Pior ainda, tais intervenções são reservadas para falhas de implantação, quando os pacientes tentaram pelo menos três ciclos mal sucedidos. No entanto, como muitos pacientes vão interromper o tratamento antes de três tentativas fracassadas, eles nunca terão a oportunidade de implementar uma estratégia que só é defendida pelo fracasso. Aqueles que proseguem com tratamentos adicionais frequentemente perguntam por que tal técnica não foi implementada anteriormente para permitir que eles evitassem falhas no ciclo, algumas das quais terminaram em aborto e seus riscos médicos associados e sofrimento emocional.
Esses fenômenos ressaltam que a personalização na medicina reprodutiva deve evoluir consideravelmente em comparação com outras áreas da medicina. O uso da genética e diagnóstico molecular pode levar a melhorias na eficácia do tratamento de FIV e os benefícios potenciais dessas abordagens devem ser discutidos com os pacientes antes de iniciar o tratamento de fertilidade.
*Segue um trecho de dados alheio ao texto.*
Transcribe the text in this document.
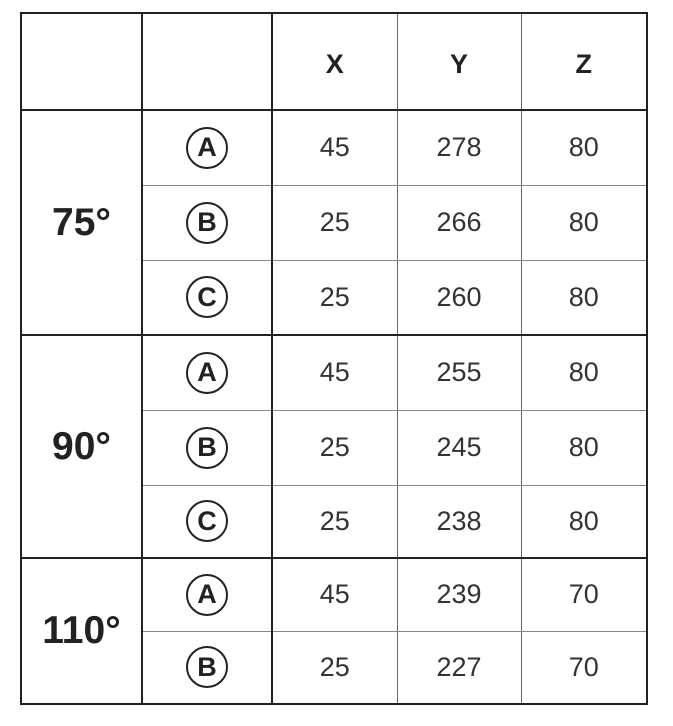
		X	Y	Z
75°	A	45	278	80
	B	25	266	80
	C	25	260	80
90°	A	45	255	80
	B	25	245	80
	C	25	238	80
110°	A	45	239	70
	B	25	227	70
Não podemos defender a implementação de tratamentos adicionais sem uma base de evidências. Em vez disso, defendemos uma mudança de mentalidade na nova década: usar todas as evidências científicas disponíveis para apoiar nossos pacientes no fornecimento de seu melhor primeiro tratamento de FIV, porque às vezes o primeiro tratamento pode ser seu único tratamento. Além disso, não há lógica econômica para o paciente ou o médico passar por vários ciclos fracassados antes de oferecer o melhor atendimento possível.